Researchers discuss the state of Kurds in Turkey and their portrayal in U.S. media
January 14, 2020
Anthropologists Deniz Duruiz and Zeynep Oguz discussed preconceptions about the Kurdish people and their relationship with Turkey this Monday at Kresge Centennial Hall.
Around 25 people attended “The Kurdish Question and Academic Expertise: Borders, Territories, and Statelessness.” Both researchers recounted their ethnographic and anthropological fieldwork in Turkey — elaborating on their experiences in Kurdish provinces, or Kurdistan, located in the eastern province of Turkey.
About 30 to 35 million Kurds today live across the borders of Turkey, Syria, Iraq and Iran. In October 2019, President Trump ordered U.S. forces to withdraw from Northern Syria, an area predominantly occupied by Kurdish forces, leaving them vulnerable to attacks from ISIS and the Turkish military.
Oguz said the U.S. media fails to accurately represent conflicts between the Kurds and the Turks — or any Middle Eastern issues — because it misrepresents and exaggerates them, characterizing these conflicts as timeless and perpetual.
“The conflict [between the Turks and the Kurds]… is reduced to an ethnic conflict, so its political character is also ignored,” Oguz said. “It is also souped-up in global context, the role of international treaties, for example… or imperial interests.”
Issues between the Kurds and the Turks, Oguz said, aren’t an endless conflict, but it also isn’t recent. After WWI, the Kurdish people were left stateless through a series of treaties, Oguz said.
As a result, the new Turkish government systematically tried to eliminate Kurdish cultural influences from the nation, Duruiz said. These efforts led to the renaming of Kurdish towns to Turkish names, as well as forcing the Kurds to take Turkish names.
Today, most Kurds go by two names — their Kurdish family name and the official Turkish name they are required to use for government documents, Duruiz said.
The unstable relationship between the Kurds and the Turkish government continued throughout the 20th century, intensifying in the 1990s. That tension led to peace talks that continued until the 2015 election and fully unraveled in July 2016 after an attempted coup on the government led by Recep Tayyip Erdoygan.
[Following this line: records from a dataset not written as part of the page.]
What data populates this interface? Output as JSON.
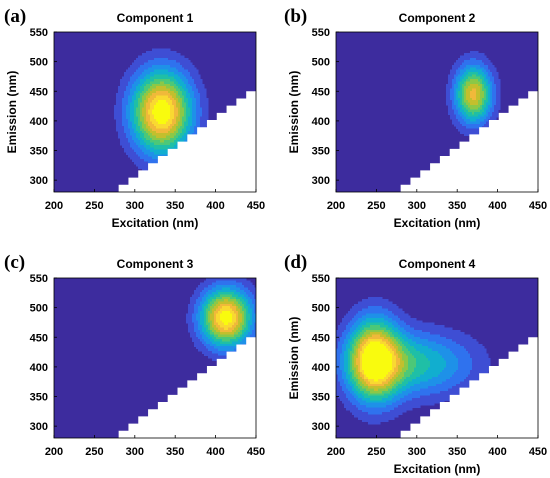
{
  "chart_data": [
    {
      "type": "heatmap",
      "panel_label": "(a)",
      "title": "Component 1",
      "xlabel": "Excitation (nm)",
      "ylabel": "Emission (nm)",
      "xlim": [
        200,
        450
      ],
      "ylim": [
        280,
        550
      ],
      "xticks": [
        "200",
        "250",
        "300",
        "350",
        "400",
        "450"
      ],
      "yticks": [
        "300",
        "350",
        "400",
        "450",
        "500",
        "550"
      ],
      "peaks": [
        {
          "ex": 333,
          "em": 415,
          "sx": 26,
          "sy": 48,
          "amp": 1.0,
          "skew": 0
        }
      ],
      "grid": false
    },
    {
      "type": "heatmap",
      "panel_label": "(b)",
      "title": "Component 2",
      "xlabel": "Excitation (nm)",
      "ylabel": "Emission (nm)",
      "xlim": [
        200,
        450
      ],
      "ylim": [
        280,
        550
      ],
      "xticks": [
        "200",
        "250",
        "300",
        "350",
        "400",
        "450"
      ],
      "yticks": [
        "300",
        "350",
        "400",
        "450",
        "500",
        "550"
      ],
      "peaks": [
        {
          "ex": 370,
          "em": 445,
          "sx": 16,
          "sy": 34,
          "amp": 0.78,
          "skew": 0
        }
      ],
      "grid": false
    },
    {
      "type": "heatmap",
      "panel_label": "(c)",
      "title": "Component 3",
      "xlabel": "",
      "ylabel": "",
      "xlim": [
        200,
        450
      ],
      "ylim": [
        280,
        550
      ],
      "xticks": [
        "200",
        "250",
        "300",
        "350",
        "400",
        "450"
      ],
      "yticks": [
        "300",
        "350",
        "400",
        "450",
        "500",
        "550"
      ],
      "peaks": [
        {
          "ex": 413,
          "em": 483,
          "sx": 22,
          "sy": 34,
          "amp": 0.97,
          "skew": 0
        },
        {
          "ex": 196,
          "em": 490,
          "sx": 8,
          "sy": 18,
          "amp": 0.1,
          "skew": 0
        }
      ],
      "grid": false
    },
    {
      "type": "heatmap",
      "panel_label": "(d)",
      "title": "Component 4",
      "xlabel": "Excitation (nm)",
      "ylabel": "Emission (nm)",
      "xlim": [
        200,
        450
      ],
      "ylim": [
        280,
        550
      ],
      "xticks": [
        "200",
        "250",
        "300",
        "350",
        "400",
        "450"
      ],
      "yticks": [
        "300",
        "350",
        "400",
        "450",
        "500",
        "550"
      ],
      "peaks": [
        {
          "ex": 247,
          "em": 412,
          "sx": 22,
          "sy": 48,
          "amp": 0.9,
          "skew": 0
        },
        {
          "ex": 295,
          "em": 405,
          "sx": 52,
          "sy": 38,
          "amp": 0.45,
          "skew": 0
        }
      ],
      "grid": false
    }
  ],
  "colormap": [
    "#3d2c9e",
    "#3e4ed4",
    "#2f72ee",
    "#1e91e8",
    "#11aecf",
    "#1fbfa6",
    "#4cc878",
    "#8bc847",
    "#c3bf2d",
    "#f0b93a",
    "#f9d931",
    "#f9fb0e"
  ],
  "no_data_color": "#ffffff"
}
Following a July 2015 ceasefire, Turkish military forces invaded multiple cities in Kurdistan, killing around 1,000 people — including elderly and children — reducing buildings to rubble and vandalizing homes, Duruiz said. In one instance, she said, a soldier wrote on the walls, “If you are Turkish be proud, if not obey.”
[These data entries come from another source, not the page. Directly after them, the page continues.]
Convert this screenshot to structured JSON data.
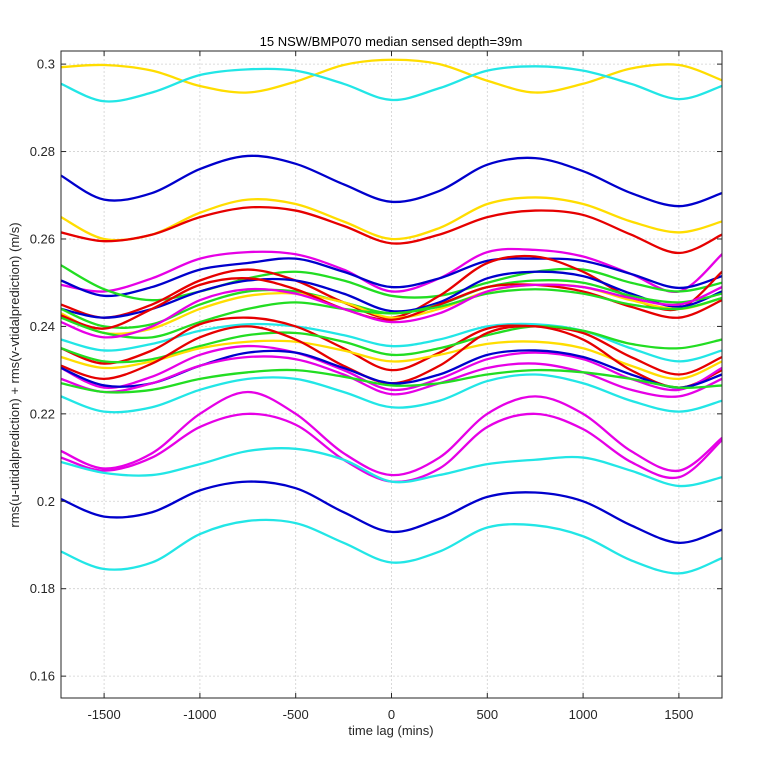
{
  "chart_data": {
    "type": "line",
    "title": "15 NSW/BMP070 median sensed depth=39m",
    "xlabel": "time lag (mins)",
    "ylabel": "rms(u-utidalprediction) + rms(v-vtidalprediction) (m/s)",
    "xlim": [
      -1725,
      1725
    ],
    "ylim": [
      0.155,
      0.303
    ],
    "xticks": [
      -1500,
      -1000,
      -500,
      0,
      500,
      1000,
      1500
    ],
    "xtick_labels": [
      "-1500",
      "-1000",
      "-500",
      "0",
      "500",
      "1000",
      "1500"
    ],
    "yticks": [
      0.16,
      0.18,
      0.2,
      0.22,
      0.24,
      0.26,
      0.28,
      0.3
    ],
    "ytick_labels": [
      "0.16",
      "0.18",
      "0.2",
      "0.22",
      "0.24",
      "0.26",
      "0.28",
      "0.3"
    ],
    "grid": true,
    "colors": {
      "blue": "#0000cc",
      "cyan": "#22e6e6",
      "yellow": "#ffdd00",
      "red": "#e60000",
      "green": "#22dd22",
      "magenta": "#e600e6"
    },
    "x": [
      -1725,
      -1500,
      -1250,
      -1000,
      -750,
      -500,
      -250,
      0,
      250,
      500,
      750,
      1000,
      1250,
      1500,
      1725
    ],
    "series": [
      {
        "name": "yellow-top",
        "color": "yellow",
        "values": [
          0.2993,
          0.2998,
          0.2985,
          0.295,
          0.2935,
          0.296,
          0.2998,
          0.301,
          0.3,
          0.2962,
          0.2935,
          0.2955,
          0.299,
          0.2998,
          0.2963
        ]
      },
      {
        "name": "cyan-top",
        "color": "cyan",
        "values": [
          0.2955,
          0.2915,
          0.2935,
          0.2975,
          0.2988,
          0.2985,
          0.2955,
          0.2918,
          0.2945,
          0.2985,
          0.2995,
          0.2985,
          0.2955,
          0.292,
          0.295
        ]
      },
      {
        "name": "blue-high",
        "color": "blue",
        "values": [
          0.2745,
          0.269,
          0.2705,
          0.276,
          0.279,
          0.2772,
          0.2725,
          0.2685,
          0.271,
          0.277,
          0.2785,
          0.2755,
          0.2705,
          0.2675,
          0.2705
        ]
      },
      {
        "name": "yellow-high",
        "color": "yellow",
        "values": [
          0.265,
          0.26,
          0.261,
          0.266,
          0.269,
          0.268,
          0.264,
          0.26,
          0.2625,
          0.268,
          0.2695,
          0.268,
          0.264,
          0.2615,
          0.264
        ]
      },
      {
        "name": "red-high",
        "color": "red",
        "values": [
          0.2615,
          0.2595,
          0.261,
          0.265,
          0.2672,
          0.2665,
          0.263,
          0.259,
          0.261,
          0.265,
          0.2665,
          0.2655,
          0.261,
          0.2568,
          0.261
        ]
      },
      {
        "name": "magenta-1",
        "color": "magenta",
        "values": [
          0.2495,
          0.248,
          0.251,
          0.2555,
          0.257,
          0.2565,
          0.253,
          0.248,
          0.251,
          0.257,
          0.2575,
          0.256,
          0.252,
          0.248,
          0.2565
        ]
      },
      {
        "name": "blue-2",
        "color": "blue",
        "values": [
          0.2505,
          0.247,
          0.249,
          0.253,
          0.2545,
          0.2555,
          0.2525,
          0.249,
          0.251,
          0.255,
          0.2555,
          0.255,
          0.252,
          0.2488,
          0.2515
        ]
      },
      {
        "name": "green-1",
        "color": "green",
        "values": [
          0.254,
          0.2485,
          0.246,
          0.248,
          0.251,
          0.2525,
          0.2505,
          0.247,
          0.247,
          0.25,
          0.2525,
          0.253,
          0.25,
          0.248,
          0.25
        ]
      },
      {
        "name": "red-2",
        "color": "red",
        "values": [
          0.245,
          0.242,
          0.245,
          0.2505,
          0.253,
          0.2505,
          0.2455,
          0.242,
          0.247,
          0.2545,
          0.256,
          0.2525,
          0.2465,
          0.244,
          0.2525
        ]
      },
      {
        "name": "blue-3",
        "color": "blue",
        "values": [
          0.244,
          0.242,
          0.244,
          0.248,
          0.2505,
          0.2505,
          0.2475,
          0.2435,
          0.2455,
          0.251,
          0.2525,
          0.2515,
          0.2475,
          0.2445,
          0.248
        ]
      },
      {
        "name": "green-2",
        "color": "green",
        "values": [
          0.244,
          0.24,
          0.2405,
          0.245,
          0.248,
          0.248,
          0.2455,
          0.243,
          0.245,
          0.249,
          0.2505,
          0.25,
          0.247,
          0.2455,
          0.2475
        ]
      },
      {
        "name": "yellow-2",
        "color": "yellow",
        "values": [
          0.243,
          0.2385,
          0.2395,
          0.244,
          0.247,
          0.2475,
          0.2455,
          0.242,
          0.244,
          0.248,
          0.2495,
          0.249,
          0.246,
          0.244,
          0.2465
        ]
      },
      {
        "name": "red-3",
        "color": "red",
        "values": [
          0.2425,
          0.2395,
          0.244,
          0.2495,
          0.251,
          0.2485,
          0.244,
          0.2415,
          0.245,
          0.249,
          0.2495,
          0.248,
          0.2445,
          0.242,
          0.246
        ]
      },
      {
        "name": "green-3",
        "color": "green",
        "values": [
          0.242,
          0.2385,
          0.2375,
          0.241,
          0.244,
          0.2455,
          0.244,
          0.243,
          0.2445,
          0.2475,
          0.2485,
          0.2475,
          0.245,
          0.244,
          0.2465
        ]
      },
      {
        "name": "magenta-2",
        "color": "magenta",
        "values": [
          0.241,
          0.2375,
          0.24,
          0.246,
          0.2485,
          0.2475,
          0.244,
          0.241,
          0.243,
          0.248,
          0.2495,
          0.249,
          0.2465,
          0.245,
          0.249
        ]
      },
      {
        "name": "cyan-2",
        "color": "cyan",
        "values": [
          0.237,
          0.2345,
          0.236,
          0.239,
          0.2405,
          0.24,
          0.238,
          0.2355,
          0.237,
          0.24,
          0.2405,
          0.239,
          0.235,
          0.232,
          0.2345
        ]
      },
      {
        "name": "red-4",
        "color": "red",
        "values": [
          0.235,
          0.2315,
          0.2345,
          0.2405,
          0.242,
          0.24,
          0.235,
          0.23,
          0.234,
          0.2395,
          0.24,
          0.2385,
          0.233,
          0.229,
          0.233
        ]
      },
      {
        "name": "green-4",
        "color": "green",
        "values": [
          0.235,
          0.232,
          0.2325,
          0.2355,
          0.238,
          0.2385,
          0.2365,
          0.2335,
          0.235,
          0.238,
          0.24,
          0.239,
          0.236,
          0.235,
          0.237
        ]
      },
      {
        "name": "yellow-3",
        "color": "yellow",
        "values": [
          0.233,
          0.2305,
          0.232,
          0.235,
          0.2365,
          0.2365,
          0.2345,
          0.232,
          0.2335,
          0.236,
          0.2365,
          0.235,
          0.231,
          0.228,
          0.232
        ]
      },
      {
        "name": "red-5",
        "color": "red",
        "values": [
          0.231,
          0.228,
          0.2315,
          0.2375,
          0.24,
          0.237,
          0.231,
          0.227,
          0.231,
          0.2385,
          0.24,
          0.237,
          0.23,
          0.226,
          0.23
        ]
      },
      {
        "name": "magenta-3",
        "color": "magenta",
        "values": [
          0.2305,
          0.226,
          0.2285,
          0.2335,
          0.2355,
          0.234,
          0.23,
          0.2255,
          0.228,
          0.2325,
          0.234,
          0.2325,
          0.228,
          0.2255,
          0.2305
        ]
      },
      {
        "name": "blue-4",
        "color": "blue",
        "values": [
          0.2305,
          0.2265,
          0.227,
          0.231,
          0.234,
          0.234,
          0.2305,
          0.227,
          0.229,
          0.2335,
          0.2345,
          0.233,
          0.229,
          0.226,
          0.229
        ]
      },
      {
        "name": "magenta-4",
        "color": "magenta",
        "values": [
          0.228,
          0.225,
          0.227,
          0.231,
          0.233,
          0.2325,
          0.229,
          0.2245,
          0.227,
          0.2305,
          0.2315,
          0.2295,
          0.2255,
          0.224,
          0.228
        ]
      },
      {
        "name": "green-5",
        "color": "green",
        "values": [
          0.227,
          0.225,
          0.2255,
          0.228,
          0.2295,
          0.23,
          0.2285,
          0.2265,
          0.227,
          0.229,
          0.23,
          0.2295,
          0.228,
          0.226,
          0.2265
        ]
      },
      {
        "name": "cyan-3",
        "color": "cyan",
        "values": [
          0.224,
          0.2205,
          0.2215,
          0.2255,
          0.228,
          0.228,
          0.225,
          0.2215,
          0.223,
          0.2275,
          0.229,
          0.227,
          0.223,
          0.2205,
          0.223
        ]
      },
      {
        "name": "magenta-5",
        "color": "magenta",
        "values": [
          0.2115,
          0.2075,
          0.211,
          0.22,
          0.225,
          0.22,
          0.211,
          0.206,
          0.21,
          0.22,
          0.224,
          0.22,
          0.2115,
          0.207,
          0.2145
        ]
      },
      {
        "name": "magenta-6",
        "color": "magenta",
        "values": [
          0.21,
          0.207,
          0.21,
          0.217,
          0.22,
          0.2175,
          0.2095,
          0.2045,
          0.2075,
          0.217,
          0.22,
          0.2165,
          0.209,
          0.2055,
          0.214
        ]
      },
      {
        "name": "cyan-4",
        "color": "cyan",
        "values": [
          0.209,
          0.2065,
          0.206,
          0.2085,
          0.2115,
          0.212,
          0.2095,
          0.2045,
          0.206,
          0.2085,
          0.2095,
          0.21,
          0.207,
          0.2035,
          0.2055
        ]
      },
      {
        "name": "blue-low",
        "color": "blue",
        "values": [
          0.2005,
          0.1965,
          0.1975,
          0.2025,
          0.2045,
          0.203,
          0.1975,
          0.193,
          0.196,
          0.201,
          0.202,
          0.2,
          0.1945,
          0.1905,
          0.1935
        ]
      },
      {
        "name": "cyan-low",
        "color": "cyan",
        "values": [
          0.1885,
          0.1845,
          0.186,
          0.1925,
          0.1955,
          0.195,
          0.1905,
          0.186,
          0.1885,
          0.194,
          0.1945,
          0.192,
          0.1865,
          0.1835,
          0.187
        ]
      }
    ]
  }
}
Diego Arispe-Bazan, post-doctoral fellow in the Buffett Institute for Global Studies, attended the talk. He said he enjoyed how “layered” the talk was by not reducing the Turkish-Kurdish conflict to a single event.
“It wasn’t just that there was one event that produced a conflict, rather there are multiple small ones that led to the situation as well,” Arispe-Bazan said.
Both Oguz and Duruiz said they disagreed with the idea that the Middle East needed to be transformed by Western powers and its narrative that the region as a whole is a problem that needs to be solved.
The study of the Kurdish question is just beginning, Duruiz said. In the 1990s it was almost impossible to conduct ethnographic work in Kurdistan because researchers were jailed, she added.
“I think we are the first generation of anthropologists who are educated and in the US, who can translate this knowledge into an understandable, digestible form,” Duruiz said.